Over 50% of U.S. publicly traded corporations are organized in Delaware, permitting them to take advantage of the state’s favorable and flexible Delaware General Corporation Law and the well-developed body of case law interpreting that statute. An unintended consequence of Delaware incorporation is that these corporations have Delaware unclaimed property reporting obligations. This is because state unclaimed property laws have been interpreted to require corporations with unclaimed property – uncashed checks, unclaimed accounts payable, and other liabilities – to report the property to their state of incorporation when the payee’s address is unknown.
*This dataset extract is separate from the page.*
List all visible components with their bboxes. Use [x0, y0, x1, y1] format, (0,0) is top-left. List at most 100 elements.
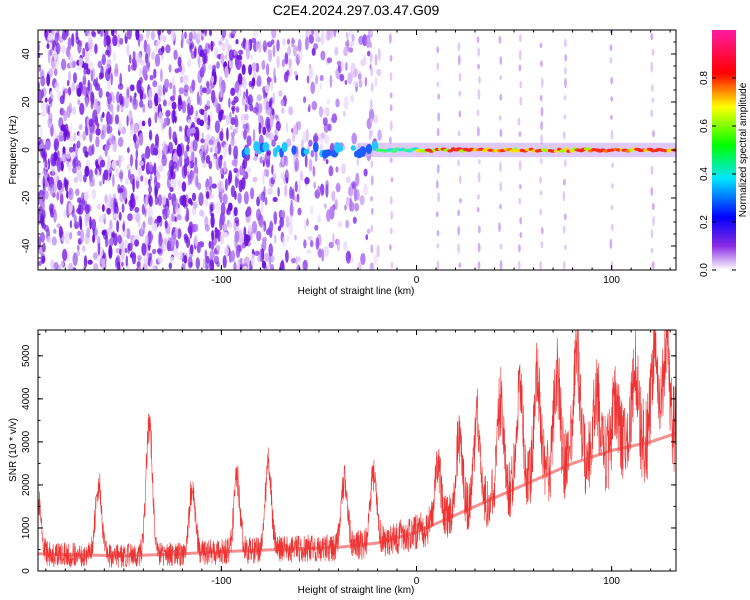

As a result, unclaimed property revenues constitute Delaware’s third largest revenue source, annually generating approximately $500 million of revenue.
As discussed in our May 2013 issue, Delaware adopted a voluntary disclosure program designed to encourage noncomplying unclaimed property holders to report historical liabilities. Features of this program included a look-back reporting period extending back to 1993, rather than as far back as 1981 for non-filers. In addition, interest and penalties on unclaimed property liabilities can be waived under the program. In order to take advantage of the program holders of unclaimed property were required to enter voluntary disclosure agreements prior to June 30, 2014 and complete the disclosure process by July 1, 2015. However, in June, these deadlines were extended to September 30, 2014 and July 1, 2016 respectively. According to the State of Delaware’s website, as of July 1, 2014, over 550 companies have enrolled in the voluntary disclosure program, with hundreds more expected to enroll in the program before the September 30th deadline passes.
Delaware’s voluntary disclosure program was instituted because unclaimed property exposure, particularly in light of the Delaware Department of Finance’s aggressive enforcement tactics, caused some companies to consider whether Delaware unclaimed property exposure outweighed the benefits of incorporating in Delaware. Delaware corporations should make a determination whether they have historical unreported unclaimed property liabilities prior to September 30, 2014, in order to take advantage of the voluntary disclosure program. Failure to do so, will likely subject them to increased audit risk based on expected stepped up enforcement efforts by the Delaware Department of Finance after the September 30th deadline passes.